Higher education. Within the university setting, some institutions offer only distance education, while others provide both distance and conventional education. Those that offer only distance learning are referred to as "open universities," and most are modeled after the United Kingdom's Open University. Mega-universities are large open universities, each of which enrolls more than 100,000 students per year; combined enrollment is some 2.8 million. Table 1 shows the 11 mega-universities, most of which have been established within the past 20 years in an effort to meet the pent-up demand for higher education. China alone produces more than 100,000 graduates a year through distance education, with more than half of China's 92,000 engineering and technology graduates having attained their degrees through distance education.

Although many conventional universities also have offered distance learning opportunities for some time, many others are just now beginning to experiment with them, in large part because they are unable to meet the increasing demand for higher education. Even some elite universities that would not previously have considered getting involved in distance education are cautiously entering the arena. For example, Johns Hopkins University in the United States offers a managed care course, using video and computer technology, as part of Page 43 its "Business of Medicine" certificate program. Duke University offers a Global Executive MBA (master's degree in business administration), an $82,500 course, to students in Europe, Asia, and Latin America using technology that permits them to communicate and do course work.
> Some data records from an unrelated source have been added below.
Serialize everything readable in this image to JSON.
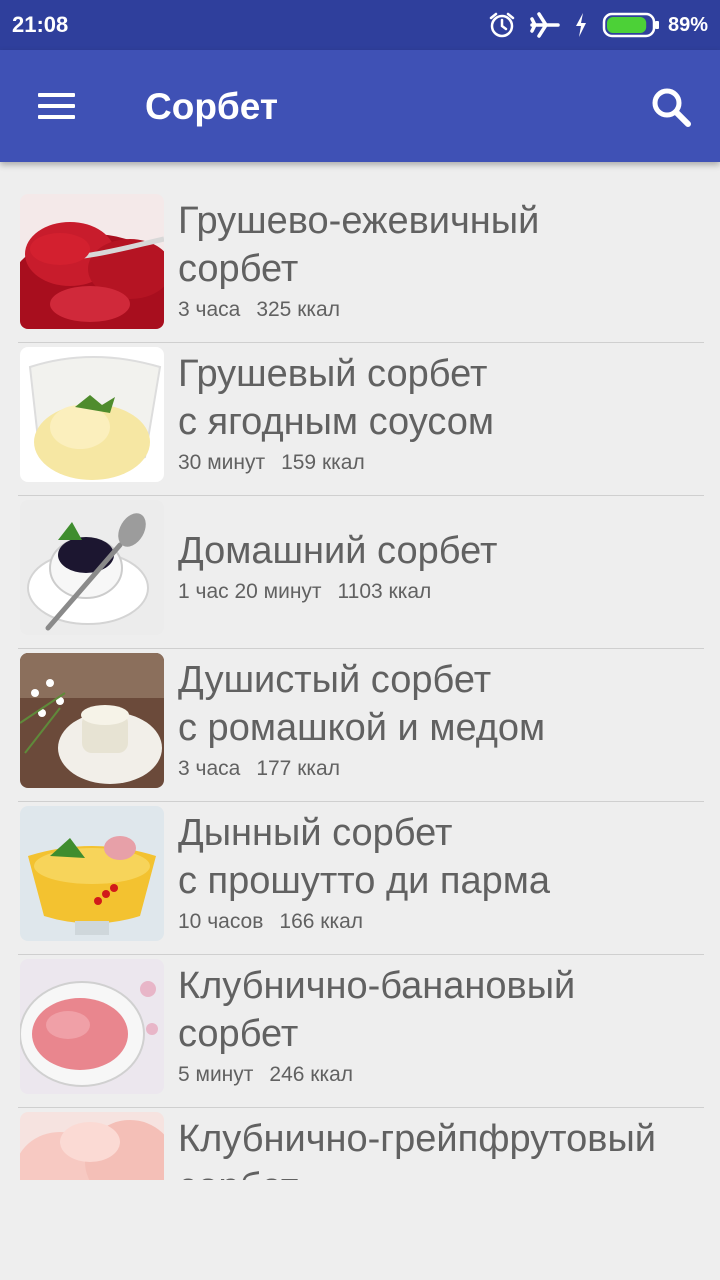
{
  "status_bar": {
    "time": "21:08",
    "battery_percent": "89%",
    "battery_level": 0.89,
    "icons": [
      "alarm-icon",
      "airplane-mode-icon",
      "charging-icon",
      "battery-icon"
    ]
  },
  "app_bar": {
    "title": "Сорбет",
    "color": "#3f51b5",
    "icons": [
      "menu-icon",
      "search-icon"
    ]
  },
  "recipes": [
    {
      "title": "Грушево-ежевичный\nсорбет",
      "time": "3 часа",
      "calories": "325 ккал"
    },
    {
      "title": "Грушевый сорбет\nс ягодным соусом",
      "time": "30 минут",
      "calories": "159 ккал"
    },
    {
      "title": "Домашний сорбет",
      "time": "1 час 20 минут",
      "calories": "1103 ккал"
    },
    {
      "title": "Душистый сорбет\nс ромашкой и медом",
      "time": "3 часа",
      "calories": "177 ккал"
    },
    {
      "title": "Дынный сорбет\nс прошутто ди парма",
      "time": "10 часов",
      "calories": "166 ккал"
    },
    {
      "title": "Клубнично-банановый\nсорбет",
      "time": "5 минут",
      "calories": "246 ккал"
    },
    {
      "title": "Клубнично-грейпфрутовый\nсорбет",
      "time": "",
      "calories": ""
    }
  ]
}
The possibility of attracting students from overseas is one incentive for these institutions to offer distance education programs.

Virtual universities. Entirely new structures are being created to take advantage of the Internet and other technologies to increase access to and improve the quality of higher education. For example, virtual universities-universities without walls that use the Internet and satellites to deliver their courses-allow teaching resources, libraries, and even laboratories to be shared by people and organizations in widely scattered places.